Nitrobenzoates and aminobenzoates are chemoattractants for Pseudomonas strains

Abstract

Three Pseudomonas strains were tested for the ability to sense and respond to nitrobenzoate and aminobenzoate isomers in chemotaxis assays. Pseudomonas putida PRS2000, a strain that grows on benzoate and 4-hydroxybenzoate by using the beta-ketoadipate pathway, has a well-characterized beta-ketoadipate-inducible chemotactic response to aromatic acids. PRS2000 was chemotactic to 3- and 4-nitrobenzoate and all three isomers of aminobenzoate when grown under conditions that induce the benzoate chemotactic response. P. putida TW3 and Pseudomonas sp. strain 4NT grow on 4-nitrotoluene and 4-nitrobenzoate by using the ortho (beta-ketoadipate) and meta pathways, respectively, to complete the degradation of protocatechuate derived from 4-nitrotoluene and 4-nitrobenzoate. However, based on results of catechol 1,2-dioxygenase and catechol 2,3-dioxygenase assays, both strains were found to use the beta-ketoadipate pathway for the degradation of benzoate. Both strains were chemotactic to benzoate, 3- and 4-nitrobenzoate, and all three aminobenzoate isomers after growth with benzoate but not succinate. Strain TW3 was chemotactic to the same set of aromatic compounds after growth with 4-nitrotoluene or 4-nitrobenzoate. In contrast, strain 4NT did not respond to any aromatic acids when grown with 4-nitrotoluene or 4-nitrobenzoate, apparently because these substrates are not metabolized to the inducer (beta-ketoadipate) of the chemotaxis system. The results suggest that strains TW3 and 4NT have a beta-ketoadipate-inducible chemotaxis system that responds to a wide range of aromatic acids and is quite similar to that present in PRS2000. The broad specificity of this chemotaxis system works as an advantage in strains TW3 and 4NT because it functions to detect diverse carbon sources, including 4-nitrobenzoate.

FIG. 1.

Chemotactic responses of Pseudomonas sp. strain 4NT and P. putida TW3 to 1 mM benzoate (A) and 0.5 mM 4-nitrobenzoate (B) in swarm plates.

FIG. 2.

Chemotactic responses of P. putida TW3 (A) and Pseudomonas sp. strain 4NT (B) in smooth swimming response assays after growth with 10 mM succinate, 5 mM benzoate, or saturating amounts of 4-nitrobenzoate (4NB) or 4-nitrotoluene (4NT).
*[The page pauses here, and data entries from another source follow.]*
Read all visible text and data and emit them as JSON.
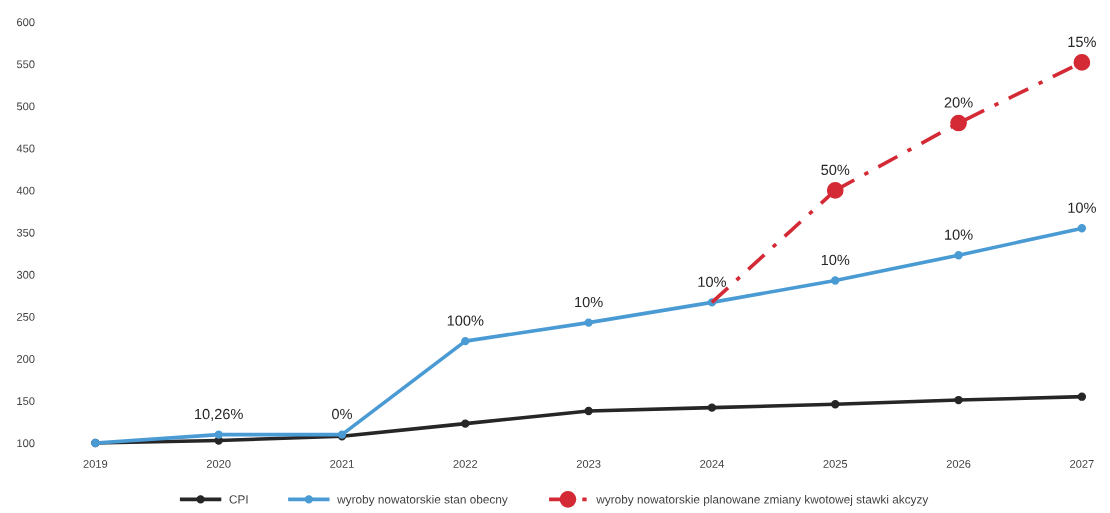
{
  "chart_data": {
    "type": "line",
    "categories": [
      "2019",
      "2020",
      "2021",
      "2022",
      "2023",
      "2024",
      "2025",
      "2026",
      "2027"
    ],
    "ylim": [
      100,
      600
    ],
    "yticks": [
      100,
      150,
      200,
      250,
      300,
      350,
      400,
      450,
      500,
      550,
      600
    ],
    "grid": false,
    "legend": "bottom",
    "series": [
      {
        "name": "CPI",
        "color": "#262626",
        "marker": "circle",
        "line_style": "solid",
        "values": [
          100,
          103,
          108,
          123,
          138,
          142,
          146,
          151,
          155
        ]
      },
      {
        "name": "wyroby nowatorskie stan obecny",
        "color": "#4a9bd4",
        "marker": "circle",
        "line_style": "solid",
        "values": [
          100,
          110,
          110,
          221,
          243,
          267,
          293,
          323,
          355
        ]
      },
      {
        "color": "#d42a35",
        "line_style": "dashdot",
        "values": [
          null,
          null,
          null,
          null,
          null,
          267,
          400,
          null,
          null
        ]
      },
      {
        "name": "wyroby nowatorskie planowane zmiany kwotowej stawki akcyzy",
        "color": "#d42a35",
        "marker": "circle",
        "line_style": "dashdot",
        "values": [
          null,
          null,
          null,
          null,
          null,
          null,
          400,
          480,
          552
        ]
      }
    ],
    "annotations": [
      {
        "text": "10,26%",
        "x": "2020",
        "y": 110
      },
      {
        "text": "0%",
        "x": "2021",
        "y": 110
      },
      {
        "text": "100%",
        "x": "2022",
        "y": 221
      },
      {
        "text": "10%",
        "x": "2023",
        "y": 243
      },
      {
        "text": "10%",
        "x": "2024",
        "y": 267
      },
      {
        "text": "10%",
        "x": "2025",
        "y": 293
      },
      {
        "text": "10%",
        "x": "2026",
        "y": 323
      },
      {
        "text": "10%",
        "x": "2027",
        "y": 355
      },
      {
        "text": "50%",
        "x": "2025",
        "y": 400
      },
      {
        "text": "20%",
        "x": "2026",
        "y": 480
      },
      {
        "text": "15%",
        "x": "2027",
        "y": 552
      }
    ]
  }
}
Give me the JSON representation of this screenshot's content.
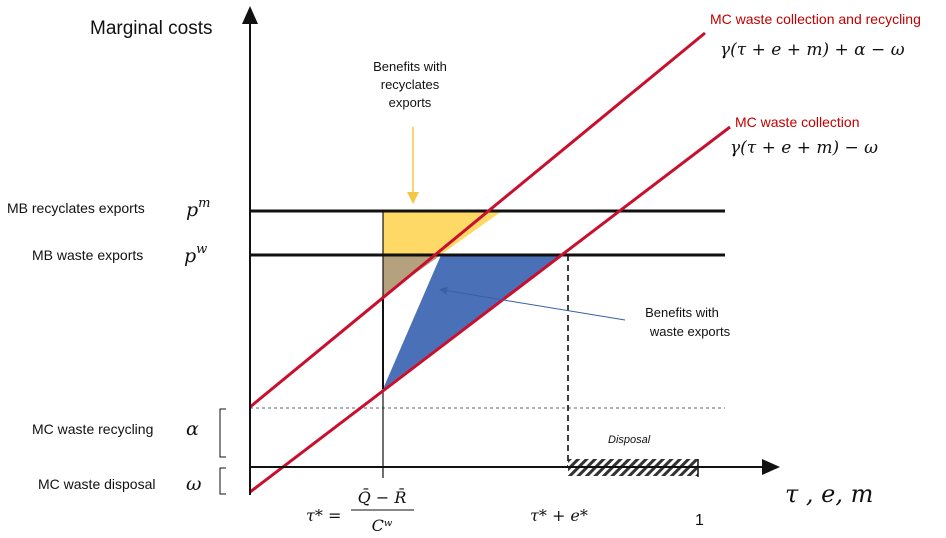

The response in this assay is the amount of time in seconds needed for approximately 50% of the cells to adapt to the added attractant. The abbreviations for the attractants in the chemotaxis buffer are as follows: 0.2% CAA, 0.2% Casamino Acids; Ben, benzoate; 4NB, 4-nitrobenzoate; 3NB, 3-nitrobenzoate; 4AB, 4-aminobenzoate; 3AB, 3-aminobenzoate; 2AB, 2-aminobenzoate. No response was seen with chemotaxis buffer alone or with 1 mM 2-nitrobenzoate (data not shown).

FIG. 3.

Time courses of the chemotactic responses of the three Pseudomonas strains to 4-nitrobenzoate in modified capillary assays (magnification, ×40). Capillaries (1 μl) contained crystals of 4-nitrobenzoate in chemotaxis buffer. (A) Benzoate-grown PRS2000; (B) benzoate-grown TW3; (C) 4-nitrobenzoate-grown TW3; (D) 4-nitrotoluene-grown TW3; (E) 4-hydroxybenzoate-grown strain 4NT; (F) 4-nitrobenzoate-grown strain 4NT. No responses were seen when capillaries contained only agarose and chemotaxis buffer or silica in chemotaxis buffer (data not shown).

FIG. 4.

Pathways for 4-nitrotoluene and 4-nitrobenzoate degradation in P. putida TW3 and Pseudomonas sp. strain 4NT. Note that P. putida TW3 utilizes ortho cleavage and Pseudomonas sp. strain 4NT carries out meta cleavage of protocatechuate.